「熟練した人間の対応では遅い」 OSSから500件の脆弱性を掘り起こした「Claude Code Security」：AIが数十年の見逃しを暴く

Anthropicが新機能「Claude Code Security」の限定プレビュー版の提供を開始した。人間のセキュリティ研究者と同じ手法でコードの脆弱性を解析し、人間によるレビュー用の修正パッチを提案するという。

[＠IT]

　Anthropicは2026年2月20日、Web版のClaude Codeに組み込まれた新機能「Claude Code Security」の限定プレビュー版の提供を開始した。コードベースをスキャンしてセキュリティ上の脆弱（ぜいじゃく）性を検出し、人間によるレビュー用のソフトウェアパッチを提案するという。

　現在多くの企業のセキュリティチームでは、ソフトウェアの脆弱性が多過ぎる一方で、対処する人員が足りないという課題に直面している。同社によると、既存の分析ツールは既知の脆弱性パターンを基に判定することが多く、効果に限界がある。攻撃者に悪用されやすい微妙な脆弱性を発見するには熟練した人間の研究者が必要になり、どうしても対処のスピードや範囲に限界が生じるという。

　Anthropicでは最近、AI（人工知能）モデル「Claude」が新規の深刻度の高い脆弱性を検出できることを確認した。
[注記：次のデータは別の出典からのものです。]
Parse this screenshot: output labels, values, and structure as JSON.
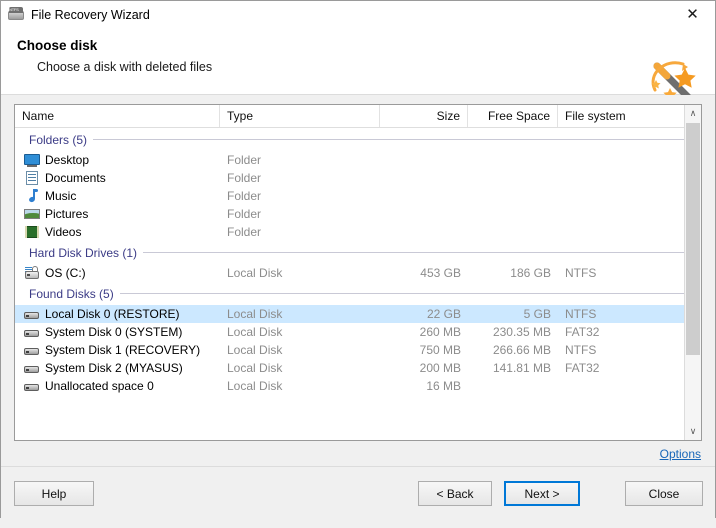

ただし防御側が脆弱性を発見して修正するのに役立つ機能は、攻撃者によって悪用される可能性もある。今回新たに開発したClaude Code Securityはこの機能をもっぱら防御側の手に委ね、AIを悪用したこれまでにない手口の攻撃からコードを保護することを目的としている。

ルールベースの「静的解析」の限界

　コードの「静的解析」ツールは広く普及しているが、多くはルールベースであり、コードを既知の脆弱性パターンと照合する。この手法は一般的な問題を発見できる一方で、ビジネスロジックの欠陥やアクセス制御の不備といった複雑な脆弱性を見逃すことが多いという。

　Claude Code Securityでは、「コンポーネントの相互作用の理解」や「データ移動の追跡」など、人間のセキュリティ研究者と同じ手法を用いてコードを読み取って推論し、ルールベースのツールが見逃しがちな複雑な脆弱性を捕捉する。ここで発見された全ての事項は、人間のアナリストに届く前に多段階の検証プロセスを経て誤検知（偽陽性）をフィルタリングし、人間の担当者が重要な修正に集中できるように深刻度を割り当てる。

　さらにこれらの内容はダッシュボードに表示され、担当者はそこで発見内容の確認やパッチの検査、修正の承認を行うことができる。なお発見内容の正確な評価はソースコードだけでは難しいこともあるため、それぞれに信頼度評価の情報も付加される。パッチ適用の可否に関する最終的な判断は、常に人間の担当者が実施する仕組みだ。

500件以上の脆弱性発見とプレビュー版の提供

　Claude Code Securityは、Claudeのサイバーセキュリティ機能に関する1年以上の研究に基づいて構築されている。Anthropicのチームでは、2026年2月にリリースされた「Claude Opus 4.6」を使用した結果、専門家による長年のレビューにもかかわらず数十年間にわたって未検出だった500件以上の脆弱性を、本番環境のオープンソースコードベースから発見できたという。

　なおClaude Code Securityのリサーチ用の限定プレビュー版は、「Enterprise」「Team」プランのユーザー向けに提供が始まっている。このプログラムへの参加者は早期アクセス権を得て、Anthropicのチームと直接協力しながら機能のブラッシュアップに関与できる。オープンソースのメンテナーに対しては、無料の優先アクセスへの申請を奨励している。

「Claude Code Security」の使用イメージ（提供：Anthropic）

　近い将来、世界のコードの大部分がAIによってスキャンされるようになると予想される中、攻撃者がAIを使用して悪用可能な脆弱性をかつてないほど迅速に発見できるようになると考えられる。そうした事態に備えるために、Anthropicでは「防御側が迅速に行動することで、攻撃者に先んじて脆弱性を発見してパッチを適用し、攻撃リスクを軽減できる」としている。